Der Schiiten-Block wiederum greift nach der Ministerpräsidentschaft. Hier wird innerhalb der Allianz zwischen dem Teheran-nahen Obersten Rat für die Islamische Revolution im Irak (SCIRI) und der Dawa-Partei erbittert gerungen.

Als Favoriten gelten der bisherige Finanzminister Adel Abdel-Mahdi (SCIRI), ein eher gemässigter Technokrat, und Dawa-Chef Ibrahim Dschafari, derzeit einer von zwei Vize-Präsidenten.

Wohin mit den ehemaligen Saddam-Treuen?

Diplomaten in Bagdad sehen neue Probleme.
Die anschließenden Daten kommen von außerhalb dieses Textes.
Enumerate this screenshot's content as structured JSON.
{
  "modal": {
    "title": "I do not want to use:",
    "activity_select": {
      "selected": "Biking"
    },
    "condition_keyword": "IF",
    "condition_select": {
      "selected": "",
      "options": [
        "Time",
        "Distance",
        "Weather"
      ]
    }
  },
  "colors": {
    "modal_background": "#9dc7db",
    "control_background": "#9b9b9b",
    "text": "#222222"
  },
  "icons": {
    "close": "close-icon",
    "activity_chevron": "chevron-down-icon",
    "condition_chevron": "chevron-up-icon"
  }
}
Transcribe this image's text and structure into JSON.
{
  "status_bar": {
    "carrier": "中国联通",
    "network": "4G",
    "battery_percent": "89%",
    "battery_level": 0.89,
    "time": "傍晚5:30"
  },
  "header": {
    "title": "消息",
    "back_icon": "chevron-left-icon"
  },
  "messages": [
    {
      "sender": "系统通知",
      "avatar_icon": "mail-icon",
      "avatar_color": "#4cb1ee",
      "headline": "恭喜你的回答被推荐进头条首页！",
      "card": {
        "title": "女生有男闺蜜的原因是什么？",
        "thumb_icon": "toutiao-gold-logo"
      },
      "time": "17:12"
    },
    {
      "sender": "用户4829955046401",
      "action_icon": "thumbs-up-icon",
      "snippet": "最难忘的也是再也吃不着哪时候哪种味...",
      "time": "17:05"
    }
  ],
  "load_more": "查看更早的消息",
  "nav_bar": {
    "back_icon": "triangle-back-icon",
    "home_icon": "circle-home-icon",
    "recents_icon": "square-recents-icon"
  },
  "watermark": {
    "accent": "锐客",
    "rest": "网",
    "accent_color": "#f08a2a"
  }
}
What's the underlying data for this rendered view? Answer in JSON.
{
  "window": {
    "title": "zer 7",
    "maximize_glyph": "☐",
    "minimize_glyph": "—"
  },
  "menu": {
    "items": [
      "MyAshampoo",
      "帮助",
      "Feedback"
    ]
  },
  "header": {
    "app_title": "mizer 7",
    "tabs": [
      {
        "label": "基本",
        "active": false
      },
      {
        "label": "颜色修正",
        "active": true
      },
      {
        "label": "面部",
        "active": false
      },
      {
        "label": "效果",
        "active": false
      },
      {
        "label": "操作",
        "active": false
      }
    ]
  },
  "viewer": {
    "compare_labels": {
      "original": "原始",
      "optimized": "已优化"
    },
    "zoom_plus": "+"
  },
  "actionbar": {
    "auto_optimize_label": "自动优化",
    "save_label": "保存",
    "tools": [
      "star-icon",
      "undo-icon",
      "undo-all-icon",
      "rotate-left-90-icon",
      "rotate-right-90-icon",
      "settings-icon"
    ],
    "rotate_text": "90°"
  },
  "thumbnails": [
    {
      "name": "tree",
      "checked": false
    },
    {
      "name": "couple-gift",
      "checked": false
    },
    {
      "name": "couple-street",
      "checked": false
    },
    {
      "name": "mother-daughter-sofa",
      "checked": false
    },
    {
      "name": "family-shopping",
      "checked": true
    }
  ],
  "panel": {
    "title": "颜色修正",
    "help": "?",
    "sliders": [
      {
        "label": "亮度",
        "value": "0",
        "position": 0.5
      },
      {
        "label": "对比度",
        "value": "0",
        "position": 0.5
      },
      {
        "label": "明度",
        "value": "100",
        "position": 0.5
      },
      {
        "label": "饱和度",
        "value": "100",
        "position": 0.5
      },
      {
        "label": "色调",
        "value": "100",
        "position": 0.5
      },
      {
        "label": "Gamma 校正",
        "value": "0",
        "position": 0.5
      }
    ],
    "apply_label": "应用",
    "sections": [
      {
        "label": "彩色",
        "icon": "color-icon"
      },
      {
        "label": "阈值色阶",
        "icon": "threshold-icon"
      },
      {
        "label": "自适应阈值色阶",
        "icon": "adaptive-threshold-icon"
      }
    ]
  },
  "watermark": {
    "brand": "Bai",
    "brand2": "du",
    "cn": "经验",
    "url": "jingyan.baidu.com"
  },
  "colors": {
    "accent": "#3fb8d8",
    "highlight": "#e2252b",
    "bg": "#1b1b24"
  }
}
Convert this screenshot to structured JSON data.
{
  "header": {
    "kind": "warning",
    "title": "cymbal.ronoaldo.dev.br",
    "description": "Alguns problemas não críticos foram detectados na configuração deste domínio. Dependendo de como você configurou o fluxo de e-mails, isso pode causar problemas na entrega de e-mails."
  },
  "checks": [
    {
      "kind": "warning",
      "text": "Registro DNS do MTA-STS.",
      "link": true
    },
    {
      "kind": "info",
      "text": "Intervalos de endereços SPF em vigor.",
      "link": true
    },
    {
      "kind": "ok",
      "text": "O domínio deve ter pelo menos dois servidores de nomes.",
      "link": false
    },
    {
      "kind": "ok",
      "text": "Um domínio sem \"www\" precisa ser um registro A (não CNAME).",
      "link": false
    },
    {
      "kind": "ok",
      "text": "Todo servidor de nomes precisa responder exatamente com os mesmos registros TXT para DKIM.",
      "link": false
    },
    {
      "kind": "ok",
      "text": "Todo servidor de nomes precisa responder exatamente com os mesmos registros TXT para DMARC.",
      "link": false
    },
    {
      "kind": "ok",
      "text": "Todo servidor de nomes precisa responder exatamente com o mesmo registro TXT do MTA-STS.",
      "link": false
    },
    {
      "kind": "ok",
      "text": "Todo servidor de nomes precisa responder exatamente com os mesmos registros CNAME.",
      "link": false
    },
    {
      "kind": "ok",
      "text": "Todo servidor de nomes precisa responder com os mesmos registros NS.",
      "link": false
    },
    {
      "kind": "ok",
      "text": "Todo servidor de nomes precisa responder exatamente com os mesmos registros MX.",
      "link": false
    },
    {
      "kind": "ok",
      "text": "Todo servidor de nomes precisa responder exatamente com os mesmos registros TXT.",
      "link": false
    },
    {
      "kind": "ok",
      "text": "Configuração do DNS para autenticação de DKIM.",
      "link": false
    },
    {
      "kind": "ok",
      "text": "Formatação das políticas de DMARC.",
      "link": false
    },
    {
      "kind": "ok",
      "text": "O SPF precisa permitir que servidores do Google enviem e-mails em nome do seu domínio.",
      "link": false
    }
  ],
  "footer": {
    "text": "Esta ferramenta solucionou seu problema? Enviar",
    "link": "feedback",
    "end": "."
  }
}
Allawi schaffte es, die irakischen Sicherheitskräfte - wenn auch auf niedrigem Niveau - zu stabilisieren. Dabei nahm er Profis aus dem Saddam-Regime wieder in Dienst.

Für SCIRI und Dawa, deren Aktivisten von Saddams Machtapparat brutal verfolgt worden waren, ist dies ein rotes Tuch. Allawi habe die Sicherheitskräfte "von alten Baathisten infiltrieren lassen", schäumte zuletzt ein SCIRI-Funktionär. Sie wollen die Baathisten und ihre eigenen Milizen verschmelzen.

Beobachter sehen darin das sichere Rezept für eine Zerrüttung der Sicherheitskräfte - und damit für das Abgleiten in eine noch schlimmere Katastrophe.